Face aux résultats de ce baromètre, l’Ugict-Cgt porte différentes mesures pour la reconnaissance des professions intermédiaires et techniciennes. L’Ugict-Cgt considère que les professions féminisées doivent être revalorisées, les salaires indexés sur l’inflation, les qualifications et responsabilités exercées reconnues. Il est également nécessaire de mieux articuler les temps de vie, en commençant par rémunérer ou récupérer les heures supplémentaires, en réduisant le temps de travail, en limitant le plus possible les horaires atypiques et en permettant davantage de souplesse horaire.

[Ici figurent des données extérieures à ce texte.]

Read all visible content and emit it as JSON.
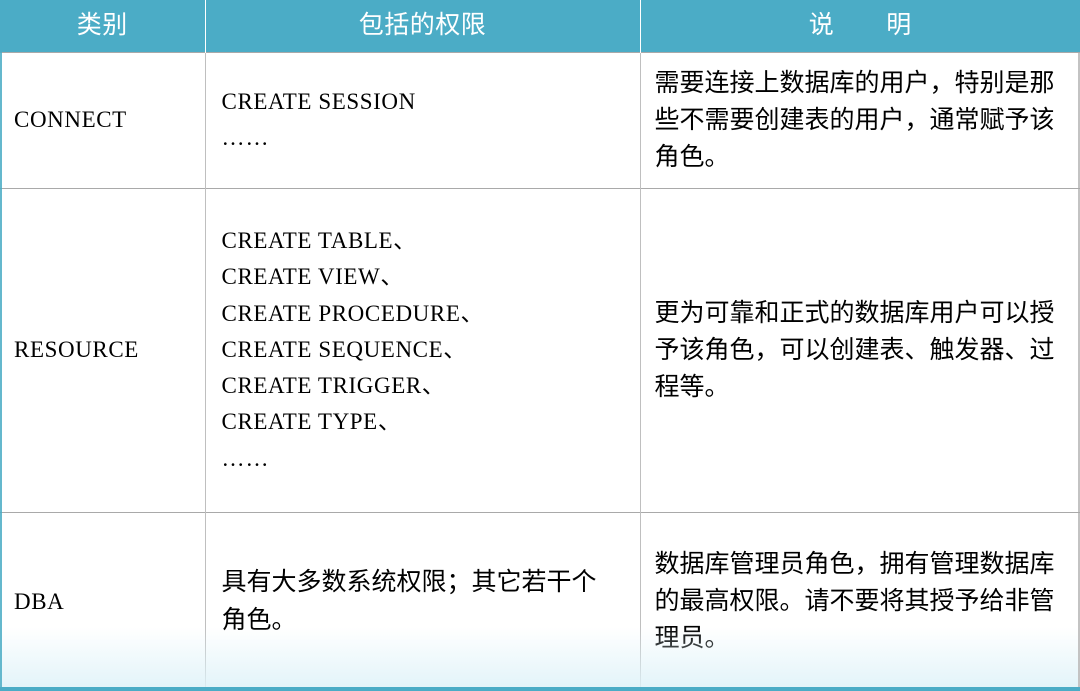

Enfin, le management doit reposer sur la reconnaissance de l’expertise professionnelle, plutôt que sur des objectifs financiers.
Infirmières, éducateurs, agents de maîtrise, assistantes de direction… Les professions intermédiaires et techniciennes représentent aujourd’hui sept millions de salariés, soit un quart du salariat. Ces métiers ont en commun une forte expertise. L’Insee les divise en six catégories professionnelles : les professions intermédiaires administratives et commerciales (29 %), les professions de la santé et du social (23 %), les techniciens de l’industrie des travaux publics, de la logistique et de l’informatique (18 %), les professions de l’éducation (14 %), les contremaîtres (9 %), les professions intermédiaires de la fonction publique (7 %).